Mécanisme Africain d’Evaluation par les Pairs/ Les membres de la Commission Nationale de Gouvernance formés sur le développement socio-économique

L’Ecole de Maintien de la Paix Alioune Blondin BEYE de Bamako, a abrité, le lundi 15 décembre 2025, la cérémonie d’ouverture de l’atelier sur la formation des membres de la Commission Nationale de Gouvernance du Mécanisme Africain d’Evaluation par les Pairs (CNG-MAEP) et d’autres acteurs sur l’élaboration du Rapport National de Gouvernance (RNG). Cet atelier de deux jours est organisé par la Commission Nationale de Gouvernance du MAEP. La cérémonie d’ouverture des travaux était présidée par le ministre des Maliens Etablis à l’Extérieur et de l’Intégration Africaine, Mossa Ag Attaher, Point Focal du MAEP au Mali, en présence du Président de la CNG-MAEP, Souleymane Coulibaly, du directeur général de l’Ecole de maintien de la paix de Bamako, Colonel major, Souleymane Sangaré, et d’autres personnalités. Il ressort de cette cérémonie que le Mali entend faire de la bonne gouvernance un objectif majeur dans la gestion des affaires publiques.

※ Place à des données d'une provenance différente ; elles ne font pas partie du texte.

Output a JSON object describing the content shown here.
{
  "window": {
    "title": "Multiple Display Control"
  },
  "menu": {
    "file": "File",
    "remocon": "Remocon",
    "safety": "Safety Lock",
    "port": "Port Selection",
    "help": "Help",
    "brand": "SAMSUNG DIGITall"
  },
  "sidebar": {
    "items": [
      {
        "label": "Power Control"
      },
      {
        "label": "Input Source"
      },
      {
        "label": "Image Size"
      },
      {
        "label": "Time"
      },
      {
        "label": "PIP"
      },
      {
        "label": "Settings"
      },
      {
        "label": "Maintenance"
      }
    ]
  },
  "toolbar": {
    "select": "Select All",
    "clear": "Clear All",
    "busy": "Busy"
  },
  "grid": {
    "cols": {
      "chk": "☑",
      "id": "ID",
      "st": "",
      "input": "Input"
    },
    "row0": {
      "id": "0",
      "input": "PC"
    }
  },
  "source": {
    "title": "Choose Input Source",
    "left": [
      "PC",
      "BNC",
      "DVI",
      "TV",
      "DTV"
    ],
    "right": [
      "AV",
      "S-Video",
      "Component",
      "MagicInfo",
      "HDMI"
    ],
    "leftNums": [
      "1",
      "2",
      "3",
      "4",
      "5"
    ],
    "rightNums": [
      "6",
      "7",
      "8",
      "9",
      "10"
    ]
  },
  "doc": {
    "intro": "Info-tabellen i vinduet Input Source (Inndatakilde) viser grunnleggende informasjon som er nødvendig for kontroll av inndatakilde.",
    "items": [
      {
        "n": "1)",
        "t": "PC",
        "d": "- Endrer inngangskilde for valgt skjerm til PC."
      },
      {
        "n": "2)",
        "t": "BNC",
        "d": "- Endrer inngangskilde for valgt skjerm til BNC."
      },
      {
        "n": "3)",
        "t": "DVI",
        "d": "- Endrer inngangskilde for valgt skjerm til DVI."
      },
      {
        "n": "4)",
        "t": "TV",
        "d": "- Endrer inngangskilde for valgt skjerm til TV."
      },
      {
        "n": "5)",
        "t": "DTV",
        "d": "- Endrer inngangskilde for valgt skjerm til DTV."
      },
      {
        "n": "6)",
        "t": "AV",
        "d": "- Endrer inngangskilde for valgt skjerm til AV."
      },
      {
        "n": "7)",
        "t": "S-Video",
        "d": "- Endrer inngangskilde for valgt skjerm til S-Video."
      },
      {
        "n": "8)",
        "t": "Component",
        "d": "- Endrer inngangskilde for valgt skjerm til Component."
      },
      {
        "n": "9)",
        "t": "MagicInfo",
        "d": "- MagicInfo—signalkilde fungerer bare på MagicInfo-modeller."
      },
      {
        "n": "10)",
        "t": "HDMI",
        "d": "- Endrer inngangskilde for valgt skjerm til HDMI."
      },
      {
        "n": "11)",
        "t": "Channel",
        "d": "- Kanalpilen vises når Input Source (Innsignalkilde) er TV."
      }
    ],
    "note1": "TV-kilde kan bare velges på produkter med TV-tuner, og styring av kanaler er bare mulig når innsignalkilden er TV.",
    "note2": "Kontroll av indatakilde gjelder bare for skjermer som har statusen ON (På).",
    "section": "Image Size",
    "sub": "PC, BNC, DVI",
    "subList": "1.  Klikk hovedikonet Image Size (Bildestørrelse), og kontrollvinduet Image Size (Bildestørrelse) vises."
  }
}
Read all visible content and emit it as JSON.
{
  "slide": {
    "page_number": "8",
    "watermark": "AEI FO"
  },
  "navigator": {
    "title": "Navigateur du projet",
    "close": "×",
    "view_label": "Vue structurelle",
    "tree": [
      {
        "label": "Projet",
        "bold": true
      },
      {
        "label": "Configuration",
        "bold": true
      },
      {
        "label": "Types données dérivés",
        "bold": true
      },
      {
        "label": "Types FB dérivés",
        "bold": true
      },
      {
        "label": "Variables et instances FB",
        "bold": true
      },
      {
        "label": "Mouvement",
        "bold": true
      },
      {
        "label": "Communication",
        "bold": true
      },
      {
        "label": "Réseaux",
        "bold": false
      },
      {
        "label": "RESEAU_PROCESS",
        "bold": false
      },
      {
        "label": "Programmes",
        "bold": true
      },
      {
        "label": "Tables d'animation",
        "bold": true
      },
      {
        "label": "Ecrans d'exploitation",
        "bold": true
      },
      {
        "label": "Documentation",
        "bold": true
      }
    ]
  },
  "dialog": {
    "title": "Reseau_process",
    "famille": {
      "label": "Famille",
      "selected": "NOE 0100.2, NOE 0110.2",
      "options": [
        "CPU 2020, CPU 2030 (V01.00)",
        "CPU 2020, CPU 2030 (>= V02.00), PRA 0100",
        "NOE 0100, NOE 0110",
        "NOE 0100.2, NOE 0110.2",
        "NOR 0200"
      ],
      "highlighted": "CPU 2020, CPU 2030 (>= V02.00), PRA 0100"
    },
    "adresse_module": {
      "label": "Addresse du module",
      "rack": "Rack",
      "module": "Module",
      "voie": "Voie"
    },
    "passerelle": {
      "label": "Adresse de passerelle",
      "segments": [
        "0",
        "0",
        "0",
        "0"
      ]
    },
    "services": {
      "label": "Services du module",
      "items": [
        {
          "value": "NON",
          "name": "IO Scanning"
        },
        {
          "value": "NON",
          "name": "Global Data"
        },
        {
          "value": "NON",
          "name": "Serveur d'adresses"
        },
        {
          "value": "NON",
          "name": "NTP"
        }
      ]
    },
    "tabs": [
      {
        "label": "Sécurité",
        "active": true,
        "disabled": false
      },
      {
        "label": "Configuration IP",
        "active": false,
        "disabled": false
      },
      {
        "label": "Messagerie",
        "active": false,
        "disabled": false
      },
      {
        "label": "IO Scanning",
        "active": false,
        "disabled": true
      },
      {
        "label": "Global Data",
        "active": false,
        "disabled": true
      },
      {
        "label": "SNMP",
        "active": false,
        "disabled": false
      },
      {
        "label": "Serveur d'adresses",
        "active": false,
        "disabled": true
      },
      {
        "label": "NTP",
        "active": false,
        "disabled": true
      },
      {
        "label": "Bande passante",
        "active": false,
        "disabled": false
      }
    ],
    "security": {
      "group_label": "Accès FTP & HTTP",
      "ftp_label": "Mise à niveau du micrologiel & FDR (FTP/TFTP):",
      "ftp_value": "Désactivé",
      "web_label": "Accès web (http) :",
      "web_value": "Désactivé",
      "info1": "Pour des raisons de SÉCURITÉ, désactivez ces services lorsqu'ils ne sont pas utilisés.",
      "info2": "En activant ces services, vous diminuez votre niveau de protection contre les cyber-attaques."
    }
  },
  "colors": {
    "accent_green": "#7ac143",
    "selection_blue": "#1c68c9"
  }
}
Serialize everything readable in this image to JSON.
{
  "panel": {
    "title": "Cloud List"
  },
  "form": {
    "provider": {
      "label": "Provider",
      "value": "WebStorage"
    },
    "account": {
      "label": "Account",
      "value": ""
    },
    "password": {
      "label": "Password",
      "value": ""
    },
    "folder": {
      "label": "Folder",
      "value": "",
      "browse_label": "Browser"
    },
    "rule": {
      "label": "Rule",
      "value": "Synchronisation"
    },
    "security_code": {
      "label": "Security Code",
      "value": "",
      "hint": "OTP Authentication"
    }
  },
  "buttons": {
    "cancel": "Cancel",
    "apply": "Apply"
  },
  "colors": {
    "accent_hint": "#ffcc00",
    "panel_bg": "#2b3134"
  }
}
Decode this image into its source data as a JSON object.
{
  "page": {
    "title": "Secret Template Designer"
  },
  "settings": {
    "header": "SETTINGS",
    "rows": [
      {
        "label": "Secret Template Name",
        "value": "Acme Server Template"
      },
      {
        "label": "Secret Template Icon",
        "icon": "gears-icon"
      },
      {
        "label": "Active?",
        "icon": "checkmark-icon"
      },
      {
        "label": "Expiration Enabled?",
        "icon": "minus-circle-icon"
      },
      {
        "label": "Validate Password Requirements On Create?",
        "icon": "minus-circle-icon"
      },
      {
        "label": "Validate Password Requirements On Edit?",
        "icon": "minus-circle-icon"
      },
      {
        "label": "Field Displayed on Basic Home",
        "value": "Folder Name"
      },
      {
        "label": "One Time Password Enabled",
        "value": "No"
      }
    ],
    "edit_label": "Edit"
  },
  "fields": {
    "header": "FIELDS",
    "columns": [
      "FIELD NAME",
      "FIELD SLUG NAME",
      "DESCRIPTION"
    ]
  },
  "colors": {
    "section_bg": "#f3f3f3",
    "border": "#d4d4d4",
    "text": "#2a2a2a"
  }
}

Après les mots de bienvenue du directeur général de l’Ecole de maintien de la paix de Bamako, Colonel major, Souleymane Sangaré, le Président de la Commission Nationale de Gouvernance du Mécanisme Africain d’Evaluation par les Pairs, Souleymane Coulibaly, a fait savoir que le MAEP est un instrument auquel les Etats membres de l’Union Africaine adhèrent volontairement et qui sert de mécanisme de contrôle des africains par les africains. Selon lui, il vise essentiellement à favoriser l’adoption des politiques, des normes et des pratiques qui visent la stabilité politique, la croissance économique accrue, le développement durable et l’intégration économique sous-régionale et continentale. Il a indiqué que le cadre global du MAEP repose sur les principes de participation, de régularité, de responsabilité, d’inclusivité, de transparence et d’ouverture, en lien avec l’efficacité et la réactivité. Pour lui, ce qui distingue le MAEP est son envergure exhaustive, couvrant tous les niveaux: le gouvernement, le parlement, la justice, ainsi que le secteur privé et la société civile. Il a précisé que le Mécanisme conduit des évaluations simultanées sur cinq piliers distincts: Démocratie et bonne gouvernance politique, Gouvernance économique et gestion, Gouvernance d’entreprise, Développement socio-économique durable à large assise, Résilience de l’État aux chocs et aux catastrophes (SRSD). Par ailleurs, il a signalé que la Commission Nationale de Gouvernance du MAEP regroupe les principaux acteurs impliqués dans la mise en œuvre du processus que sont: l’Etat, le secteur privé, la société civile. En outre, Souleymane Coulibaly a indiqué que la mission essentielle de la Commission Nationale de Gouvernance est la production du Rapport d’Auto-Evaluation (RNAE).

« Vous comprendrez toute la nécessité de la formation des membres de la Commission Nationale de Gouvernance et autres acteurs en vue de les familiariser avec la technique d’élaboration du Rapport National de Gouvernance (RNG), qui est la principale tâche assignée à la Commission Nationale de Gouvernance du MAEP », a conclu Souleymane Coulibaly. Pour sa part, le Ministre des Maliens Etablis à l’Extérieur et de l’Intégration Africaine, Mossa Ag Attaher, Point Focal du MAEP au Mali a souligné que l’adhésion du Mali, en mai 2003, au Mécanisme Africain d’Evaluation par les Pairs (MAEP) découle de l’engagement politique du Mali, de faire de la bonne gouvernance un objectif majeur dans la gestion des affaires publiques. Avant d’ajouter que les rapports produits par la commission nationale de gouvernance abordent largement plusieurs préoccupations dont celles de paix et sécurité, de protection des Droits humains, de modernisation des Institutions publiques, de genre, de développement socio-économique et aussi de gestion des finances publiques singulièrement la lutte contre la corruption et le blanchiment d’argent. « Malgré la crise multidimensionnelle que le pays traverse depuis 2012, le Gouvernement du Mali dans un souci de transparence maintient son engagement au mécanisme en dotant la Commission des moyens nécessaires à la poursuivre ses activités de sensibilisation et de renforcement des capacités des acteurs nationaux dans le processus de gouvernance et également de participer aux activités du Secrétariat Continental du MAEP. Au sortir de vos travaux, nous attendons des résultats au nombre des quels, une maitrise parfaite des méthodes et des outils pour la production du Rapport National de Gouvernance, une collaboration renforcée entre les membres de la Commission nationale et les autres acteurs en particulier les structures du MAEP du Burkina Faso et de la République du Niger », a conclu le ministre Attaher.